Team 1072 (Harker Robotics Team)'s bot: Tork

This is our first year doing FIRST, and we’re really proud that our bot works :smiley:

It lifts boxes, stacks, and even traps people against walls!

http://sovereign.alnora.com/Tork/Tork.html

pic captions:

1: Tork on top of our makeshift ramp

2: Tork with boxes going down our makeshift ramp

3: our president trapped between a robot and a hard place

4: our faculty advisor in the background, with our driver inside the bot

5: some of our team with some of Saratoga High’s team at their test ramp.

7 boxes high too=p

laughs now there is something good to hear…

how fast can you stack seven?

Not very fast, but our strategy does not rely on stacking anyways.

one of these days, i wanna just sneak up on vivek and grab him with the robot…

wait. did i just say “sneak” and “robot” in the same sentence?

i must be high.

what is you strategy?

you’ll have to wait and see, but you could probably guess it…

I like your method for changing orientation of the box(s)

As a veteran of FIRST, I must say, protect those cables in back.
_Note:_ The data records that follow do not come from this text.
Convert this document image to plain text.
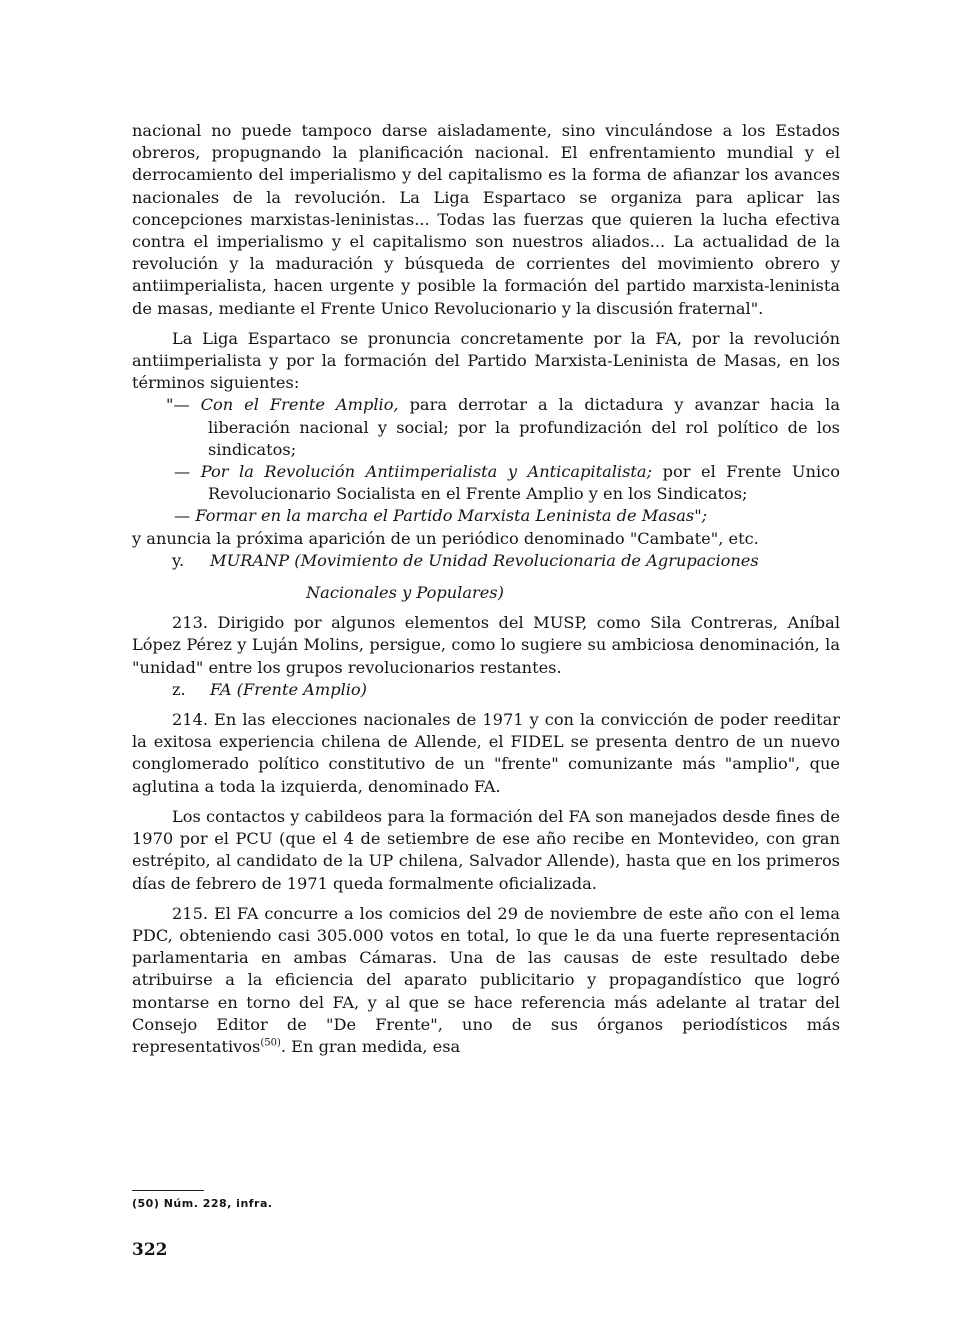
nacional no puede tampoco darse aisladamente, sino vinculándose a los Estados obreros, propugnando la planificación nacional. El enfrentamiento mundial y el derrocamiento del imperialismo y del capitalismo es la forma de afianzar los avances nacionales de la revolución. La Liga Espartaco se organiza para aplicar las concepciones marxistas-leninistas... Todas las fuerzas que quieren la lucha efectiva contra el imperialismo y el capitalismo son nuestros aliados... La actualidad de la revolución y la maduración y búsqueda de corrientes del movimiento obrero y antiimperialista, hacen urgente y posible la formación del partido marxista-leninista de masas, mediante el Frente Unico Revolucionario y la discusión fraternal".

La Liga Espartaco se pronuncia concretamente por la FA, por la revolución antiimperialista y por la formación del Partido Marxista-Leninista de Masas, en los términos siguientes:

"— Con el Frente Amplio, para derrotar a la dictadura y avanzar hacia la liberación nacional y social; por la profundización del rol político de los sindicatos;

— Por la Revolución Antiimperialista y Anticapitalista; por el Frente Unico Revolucionario Socialista en el Frente Amplio y en los Sindicatos;

— Formar en la marcha el Partido Marxista Leninista de Masas";

y anuncia la próxima aparición de un periódico denominado "Cambate", etc.

y. MURANP (Movimiento de Unidad Revolucionaria de Agrupaciones

Nacionales y Populares)

213. Dirigido por algunos elementos del MUSP, como Sila Contreras, Aníbal López Pérez y Luján Molins, persigue, como lo sugiere su ambiciosa denominación, la "unidad" entre los grupos revolucionarios restantes.

z. FA (Frente Amplio)

214. En las elecciones nacionales de 1971 y con la convicción de poder reeditar la exitosa experiencia chilena de Allende, el FIDEL se presenta dentro de un nuevo conglomerado político constitutivo de un "frente" comunizante más "amplio", que aglutina a toda la izquierda, denominado FA.

Los contactos y cabildeos para la formación del FA son manejados desde fines de 1970 por el PCU (que el 4 de setiembre de ese año recibe en Montevideo, con gran estrépito, al candidato de la UP chilena, Salvador Allende), hasta que en los primeros días de febrero de 1971 queda formalmente oficializada.

215. El FA concurre a los comicios del 29 de noviembre de este año con el lema PDC, obteniendo casi 305.000 votos en total, lo que le da una fuerte representación parlamentaria en ambas Cámaras. Una de las causas de este resultado debe atribuirse a la eficiencia del aparato publicitario y propagandístico que logró montarse en torno del FA, y al que se hace referencia más adelante al tratar del Consejo Editor de "De Frente", uno de sus órganos periodísticos más representativos$^{(50)}$. En gran medida, esa

(50) Núm. 228, infra.
322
They will get hit with something, at their mounting point, when you least want it too, with the worst possible results.

You have a lot of weight you can work with, even if you are at 130lbs. If you have a drill press, put some symmetric holes in those side plates with a decent size hole saw. If that’s 1/8" aluminum I can forsee about 5-7lbs you can drill out of those plates.
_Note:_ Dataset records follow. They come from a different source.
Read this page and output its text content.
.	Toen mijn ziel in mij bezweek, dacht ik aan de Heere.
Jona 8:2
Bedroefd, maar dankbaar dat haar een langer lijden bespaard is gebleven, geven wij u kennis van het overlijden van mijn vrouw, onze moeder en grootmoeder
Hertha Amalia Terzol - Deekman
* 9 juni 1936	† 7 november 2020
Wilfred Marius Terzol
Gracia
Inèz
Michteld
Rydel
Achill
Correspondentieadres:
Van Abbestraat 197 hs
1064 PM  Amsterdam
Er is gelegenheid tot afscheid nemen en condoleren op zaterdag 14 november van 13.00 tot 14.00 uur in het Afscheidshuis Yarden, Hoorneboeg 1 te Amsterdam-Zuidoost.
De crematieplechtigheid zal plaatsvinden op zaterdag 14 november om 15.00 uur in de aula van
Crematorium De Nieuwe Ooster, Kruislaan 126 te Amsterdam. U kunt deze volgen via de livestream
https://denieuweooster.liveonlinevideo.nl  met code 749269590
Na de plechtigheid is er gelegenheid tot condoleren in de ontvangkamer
You look like you may have a decent CoG, so if you do drill out those plates, add weight at the bottom. But by all means, Protect those mounting points for the cables holding your stacker system.

we actually spent alot of time screwing with the CoG, not cause it was top-heavy, but cause it kept tipping backwards. you want us to protect the cable going up to the pulley? or the pneumatics tubing?